O professor Marandi é um acadêmico, analista político e professor americano-iraniano da Universidade de Teerã. Ele é um comentarista de mídia proeminente e conhecido como um defensor ferrenho do governo iraniano, aparecendo frequentemente na mídia internacional para discutir a política externa iraniana e as negociações nucleares.

Para mais detalhes da entrevista, veja o vídeo no artigo da RT de 23 de março de 2027 . 

No contexto de uma potencial escassez de hidrocarbonetos e observando como a Europa ainda se arma para uma guerra contra a Rússia, o presidente Putin afirmou que a Europa seria o sinal vermelho na fila de espera pelo gás russo; mais um prego no caixão do suicídio econômico da UE.

O Ministério das Relações Exteriores do Irã recentemente pediu à população que aguarde o pronunciamento público do novo Líder Supremo, Mojtaba Khamenei, sobre a “fatwa” que proíbe a produção e o uso de armas nucleares. Isso pode ser um indício sutil de que Teerã esteja considerando uma mudança em relação à proibição dogmática anterior, rumo a uma possível revisão de sua doutrina nuclear.

Para a sociedade xiita, particularmente dentro do modelo teocrático do Irã, os decretos “fatwa” possuem significado tanto religioso quanto político-jurídico. Assim, por cerca de três décadas, autoridades iranianas têm citado consistentemente essa “fatwa” como prova da abstenção do Irã em desenvolver armas nucleares.

Essa evidência tem sido verificada anualmente pela Agência de Energia Atômica da ONU, sediada em Viena. Portanto, todas as alegações em contrário, como a de que o Irã representa um perigo nuclear para o povo americano, feitas por Trump e administrações americanas anteriores, são mera disseminação do medo e mentiras inventadas. 

Contudo, uma fatwa na tradição jurídica xiita não é uma doutrina absoluta ou imutável. Trata-se de uma decisão teológico-jurídica que pode ser reavaliada ou revogada com base em mudanças de circunstâncias, novos conhecimentos ou alterações no cenário político e de segurança.

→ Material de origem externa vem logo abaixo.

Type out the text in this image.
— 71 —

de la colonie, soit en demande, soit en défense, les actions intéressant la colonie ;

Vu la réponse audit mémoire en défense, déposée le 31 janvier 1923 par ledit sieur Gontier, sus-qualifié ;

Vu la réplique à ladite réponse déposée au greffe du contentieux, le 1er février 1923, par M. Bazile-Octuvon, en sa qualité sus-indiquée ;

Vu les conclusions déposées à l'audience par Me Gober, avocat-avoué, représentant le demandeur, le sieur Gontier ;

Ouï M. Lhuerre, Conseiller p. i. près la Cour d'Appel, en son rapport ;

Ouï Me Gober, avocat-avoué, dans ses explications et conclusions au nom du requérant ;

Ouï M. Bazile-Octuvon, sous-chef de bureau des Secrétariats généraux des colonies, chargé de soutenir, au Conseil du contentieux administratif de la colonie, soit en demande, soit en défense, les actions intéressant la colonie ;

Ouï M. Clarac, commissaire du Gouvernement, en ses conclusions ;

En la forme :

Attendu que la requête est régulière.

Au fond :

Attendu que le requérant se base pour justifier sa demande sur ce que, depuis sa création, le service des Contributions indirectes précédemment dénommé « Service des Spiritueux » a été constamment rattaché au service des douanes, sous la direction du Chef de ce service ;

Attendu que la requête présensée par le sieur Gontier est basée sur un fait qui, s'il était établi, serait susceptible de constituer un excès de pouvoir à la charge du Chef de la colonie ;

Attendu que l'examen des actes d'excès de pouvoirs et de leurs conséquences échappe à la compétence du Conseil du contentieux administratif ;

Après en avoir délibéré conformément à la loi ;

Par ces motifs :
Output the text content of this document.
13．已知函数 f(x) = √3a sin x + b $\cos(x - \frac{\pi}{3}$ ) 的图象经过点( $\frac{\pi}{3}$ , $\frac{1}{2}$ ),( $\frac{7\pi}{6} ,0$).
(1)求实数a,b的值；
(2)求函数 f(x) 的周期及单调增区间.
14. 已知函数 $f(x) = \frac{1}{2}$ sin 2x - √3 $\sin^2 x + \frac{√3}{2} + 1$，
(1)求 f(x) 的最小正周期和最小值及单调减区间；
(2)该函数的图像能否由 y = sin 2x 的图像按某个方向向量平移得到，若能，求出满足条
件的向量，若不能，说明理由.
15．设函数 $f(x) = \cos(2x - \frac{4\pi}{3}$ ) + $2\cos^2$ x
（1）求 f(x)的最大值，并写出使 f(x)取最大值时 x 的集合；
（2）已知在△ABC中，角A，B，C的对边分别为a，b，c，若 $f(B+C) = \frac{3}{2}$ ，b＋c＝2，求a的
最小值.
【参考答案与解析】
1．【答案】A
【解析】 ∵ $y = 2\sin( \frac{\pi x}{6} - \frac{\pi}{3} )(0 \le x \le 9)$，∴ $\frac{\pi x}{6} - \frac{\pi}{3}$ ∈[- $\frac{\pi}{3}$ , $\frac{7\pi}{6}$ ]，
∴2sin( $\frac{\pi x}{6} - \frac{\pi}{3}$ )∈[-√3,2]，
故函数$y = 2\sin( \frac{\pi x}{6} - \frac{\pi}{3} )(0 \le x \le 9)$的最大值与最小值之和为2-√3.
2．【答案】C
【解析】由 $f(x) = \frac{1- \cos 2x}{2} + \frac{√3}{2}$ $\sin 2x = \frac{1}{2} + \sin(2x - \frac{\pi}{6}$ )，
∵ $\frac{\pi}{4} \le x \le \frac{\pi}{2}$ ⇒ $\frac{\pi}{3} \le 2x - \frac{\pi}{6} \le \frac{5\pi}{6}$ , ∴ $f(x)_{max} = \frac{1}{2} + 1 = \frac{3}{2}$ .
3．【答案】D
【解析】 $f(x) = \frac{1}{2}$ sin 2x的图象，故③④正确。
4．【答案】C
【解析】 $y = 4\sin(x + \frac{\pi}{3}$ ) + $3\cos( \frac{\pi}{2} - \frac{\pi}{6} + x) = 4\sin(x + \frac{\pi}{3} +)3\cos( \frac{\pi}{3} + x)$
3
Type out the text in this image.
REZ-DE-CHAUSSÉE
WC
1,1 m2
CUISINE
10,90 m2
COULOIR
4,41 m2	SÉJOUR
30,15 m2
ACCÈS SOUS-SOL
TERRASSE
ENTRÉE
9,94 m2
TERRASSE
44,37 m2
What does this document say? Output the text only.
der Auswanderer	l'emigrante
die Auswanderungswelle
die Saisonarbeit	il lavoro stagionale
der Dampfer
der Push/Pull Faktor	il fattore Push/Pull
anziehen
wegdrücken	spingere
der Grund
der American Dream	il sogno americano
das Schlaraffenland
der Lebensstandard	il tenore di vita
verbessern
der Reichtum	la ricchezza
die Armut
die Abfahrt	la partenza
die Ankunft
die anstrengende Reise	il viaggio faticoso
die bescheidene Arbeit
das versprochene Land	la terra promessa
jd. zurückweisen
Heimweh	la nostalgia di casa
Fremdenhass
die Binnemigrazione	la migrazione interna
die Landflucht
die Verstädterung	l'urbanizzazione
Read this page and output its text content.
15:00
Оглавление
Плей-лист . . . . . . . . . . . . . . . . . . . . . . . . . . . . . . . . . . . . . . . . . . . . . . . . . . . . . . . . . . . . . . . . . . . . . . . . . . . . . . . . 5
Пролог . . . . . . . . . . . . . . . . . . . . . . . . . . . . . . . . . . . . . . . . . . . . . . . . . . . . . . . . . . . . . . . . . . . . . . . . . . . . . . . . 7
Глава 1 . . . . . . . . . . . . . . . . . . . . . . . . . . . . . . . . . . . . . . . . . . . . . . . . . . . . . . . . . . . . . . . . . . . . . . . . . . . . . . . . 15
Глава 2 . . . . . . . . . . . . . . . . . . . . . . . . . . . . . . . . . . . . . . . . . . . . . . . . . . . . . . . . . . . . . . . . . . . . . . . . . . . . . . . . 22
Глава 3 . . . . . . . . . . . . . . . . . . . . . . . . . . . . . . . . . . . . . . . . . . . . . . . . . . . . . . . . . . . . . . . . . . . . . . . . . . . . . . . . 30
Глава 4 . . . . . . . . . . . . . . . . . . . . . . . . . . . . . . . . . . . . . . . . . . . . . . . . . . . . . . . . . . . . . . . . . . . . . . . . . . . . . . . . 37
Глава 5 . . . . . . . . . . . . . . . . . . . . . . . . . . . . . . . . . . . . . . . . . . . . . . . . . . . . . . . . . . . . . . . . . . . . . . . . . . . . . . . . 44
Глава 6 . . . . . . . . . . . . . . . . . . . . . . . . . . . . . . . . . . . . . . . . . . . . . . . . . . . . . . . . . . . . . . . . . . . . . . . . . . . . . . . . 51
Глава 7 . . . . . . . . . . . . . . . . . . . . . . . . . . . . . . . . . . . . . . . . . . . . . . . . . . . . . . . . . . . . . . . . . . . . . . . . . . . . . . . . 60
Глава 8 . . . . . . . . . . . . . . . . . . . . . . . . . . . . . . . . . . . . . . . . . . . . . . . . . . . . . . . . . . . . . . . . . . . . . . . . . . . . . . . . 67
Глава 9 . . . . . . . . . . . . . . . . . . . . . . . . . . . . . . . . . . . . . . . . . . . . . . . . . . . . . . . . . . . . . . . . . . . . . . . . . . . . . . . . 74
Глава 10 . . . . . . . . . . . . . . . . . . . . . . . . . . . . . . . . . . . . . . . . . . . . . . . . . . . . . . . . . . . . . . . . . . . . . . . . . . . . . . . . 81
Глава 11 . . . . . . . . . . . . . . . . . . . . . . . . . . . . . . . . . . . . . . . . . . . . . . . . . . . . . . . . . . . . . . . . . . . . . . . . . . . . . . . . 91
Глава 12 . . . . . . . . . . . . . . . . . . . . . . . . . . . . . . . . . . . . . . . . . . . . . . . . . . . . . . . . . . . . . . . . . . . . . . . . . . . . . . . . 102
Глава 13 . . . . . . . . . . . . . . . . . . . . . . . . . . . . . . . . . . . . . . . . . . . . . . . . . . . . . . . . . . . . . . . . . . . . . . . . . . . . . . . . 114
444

Que esta guerra de agressão não provocada entre Israel e os EUA contra o Irã finalmente crie as circunstâncias para converter o Irã, para fins de autodefesa, em um estado nuclear. O tempo dirá quem é o “vilão”. Os próximos passos do governo dos EUA serão cruciais.

Peter Koenig é analista geopolítico, colaborador frequente da Global Research e ex-economista do Banco Mundial e da Organização Mundial da Saúde (OMS), onde trabalhou por mais de 30 anos em diversos países. É autor de  Implosion – An Economic Thriller about War, Environmental Destruction and Corporate Greed (Implosão – Um Thriller Econômico sobre Guerra, Destruição Ambiental e Ganância Corporativa) e  coautor do livro de Cynthia McKinney, “When China Sneezes: From the Coronavirus Lockdown to the Global Politico-Economic Crisis” (Quando a China Espirra: Do Lockdown do Coronavírus à Crise Político-Econômica Global) (Clarity Press – 1º de novembro de 2020).

Peter é pesquisador associado do Centro de Pesquisa sobre Globalização (CRG). Ele também é pesquisador sênior não residente do Instituto Chongyang da Universidade Renmin, em Pequim.